Figure 2 IC50 values for the anti-proliferative activity of a panel of chemotherapeutic drugs against H520, Calu-1 and H226 cells. IC50 values of cisplatin, 5-FU, docetaxel (A) and carboplatin (B) were assessed using MTS assay. IC50 was compared using the high Hsp27 expression cell line (Calu-1 and H226) against the low Hsp27 expression cell line (H520). Values are expressed as mean ± SD (n=3); (**) indicates significant difference, p < 0.01.

Figure 3 Silencing of Hsp27 expression in Calu-1 and H226 cell lines using siRNA transfection. (A) Western blot analysis of control, scrambledtreated and Hsp27 siRNA-treated Calu-1 and H226 cells was performed. The cells were harvested 24 hours post-transfection. Whole cell lysates (15 µg) were resolved on 10% SDS-PAGE gel and probed with goat anti-Hsp27 polyclonal primary antibody for western blot analysis. ß-actin was used as a loading control. (B) Percentage inhibition of Hsp27 expression after normalizing Hsp27 protein expression against ß-actin.

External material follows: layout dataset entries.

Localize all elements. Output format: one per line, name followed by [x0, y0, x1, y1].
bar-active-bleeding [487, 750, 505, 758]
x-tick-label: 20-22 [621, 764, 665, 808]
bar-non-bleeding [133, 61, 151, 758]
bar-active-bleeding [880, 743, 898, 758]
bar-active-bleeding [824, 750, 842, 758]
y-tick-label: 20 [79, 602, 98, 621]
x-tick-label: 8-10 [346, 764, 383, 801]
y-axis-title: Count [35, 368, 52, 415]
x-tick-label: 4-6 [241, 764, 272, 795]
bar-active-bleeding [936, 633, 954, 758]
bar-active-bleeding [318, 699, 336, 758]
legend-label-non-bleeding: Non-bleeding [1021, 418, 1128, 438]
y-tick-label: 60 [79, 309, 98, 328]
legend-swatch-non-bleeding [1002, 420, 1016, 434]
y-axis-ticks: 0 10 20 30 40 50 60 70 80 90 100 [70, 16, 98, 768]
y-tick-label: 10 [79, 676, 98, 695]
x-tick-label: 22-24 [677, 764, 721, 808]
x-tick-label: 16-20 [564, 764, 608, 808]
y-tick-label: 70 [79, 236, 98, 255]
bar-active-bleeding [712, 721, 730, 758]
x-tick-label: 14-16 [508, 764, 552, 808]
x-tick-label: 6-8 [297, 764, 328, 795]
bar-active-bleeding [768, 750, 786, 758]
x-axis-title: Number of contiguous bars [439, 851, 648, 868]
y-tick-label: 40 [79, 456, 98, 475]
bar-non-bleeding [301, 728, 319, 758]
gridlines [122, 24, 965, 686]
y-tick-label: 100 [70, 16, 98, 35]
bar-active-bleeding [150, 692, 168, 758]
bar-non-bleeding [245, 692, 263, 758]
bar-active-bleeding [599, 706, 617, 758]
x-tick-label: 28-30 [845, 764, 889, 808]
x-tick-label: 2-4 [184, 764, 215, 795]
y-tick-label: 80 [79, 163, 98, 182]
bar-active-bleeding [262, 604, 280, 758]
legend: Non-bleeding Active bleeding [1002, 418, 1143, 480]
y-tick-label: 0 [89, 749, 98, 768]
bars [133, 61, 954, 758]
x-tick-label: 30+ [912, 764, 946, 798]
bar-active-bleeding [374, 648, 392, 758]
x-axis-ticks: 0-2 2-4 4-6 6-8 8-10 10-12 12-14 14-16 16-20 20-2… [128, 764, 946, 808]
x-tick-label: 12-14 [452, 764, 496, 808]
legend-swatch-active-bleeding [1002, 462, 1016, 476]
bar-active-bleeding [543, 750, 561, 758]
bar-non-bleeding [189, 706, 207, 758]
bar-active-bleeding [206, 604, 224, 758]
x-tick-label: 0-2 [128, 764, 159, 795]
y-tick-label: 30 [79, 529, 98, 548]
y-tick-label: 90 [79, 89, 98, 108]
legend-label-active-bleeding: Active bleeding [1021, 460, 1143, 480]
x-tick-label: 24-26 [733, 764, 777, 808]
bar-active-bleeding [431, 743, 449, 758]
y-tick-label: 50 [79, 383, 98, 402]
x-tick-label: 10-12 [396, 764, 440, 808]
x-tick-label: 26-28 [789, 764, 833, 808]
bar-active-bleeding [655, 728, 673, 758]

Values are expressed as mean ± SD (n=3).

Figure 4Effects of Hsp27 silencing on drug sensitivity of Calu-1 and H226 cells to carboplatin. Each cell line was treated with increasing concentrations of carboplatin for 72 hours. IC50 values were measured using MTS assay as described in materials and methods. Values are expressed as mean ± SD (n=3).

Figure 5 Effects of Hsp27 silencing on anchorage-dependent and -independent growth of Calu-1 and H226 cell lines. Cells were seeded on six-well plate at a density of 500 cells per well and cell colony size formation was determined after 14 days and 21 days for anchorage-dependent and –independent growth assays, respectively. (A) and (C) Representative photographs of crystal violet-stained colonies of scrambled-treated and Hsp27 siRNA-treated Calu-1 and H226 under the light microscope, 4x magnification. (B) and (D) Quantification of colonies formation for scrambled-treated and Hsp27 siRNA-treated Calu-1 and H226 was expressed as percentage of control cells (100%). Values are expressed as mean ± SD (n=3); (*) indicates significant difference, p < 0.05; (**) indicates significant difference, p < 0.01.

Figure 6 Percentage wound closure of scrambled-treated and Hsp27 siRNA-treated Calu-1 (C) and H226 cells (D) respectively, measured at each time interval with respect to 0 h (0%). Values are expressed as mean ± SD (n=3).

Figure 7 Effects of Hsp27 silencing on invasion capability of Calu-1 cells. The number of invaded cells was counted after 48 hours incubation at 37°C. Representative photographs of invaded cells across Matrigel membrane for (A) scrambled-treated and Hsp27 siRNA-treated Calu-1 under the light microscope, 4x magnification; (B) Number of invaded cells for scrambledtreated and Hsp27 siRNA-treated Calu-1 was expressed as percentage of control cells (100%). Values are expressed as mean ± SD(n=3).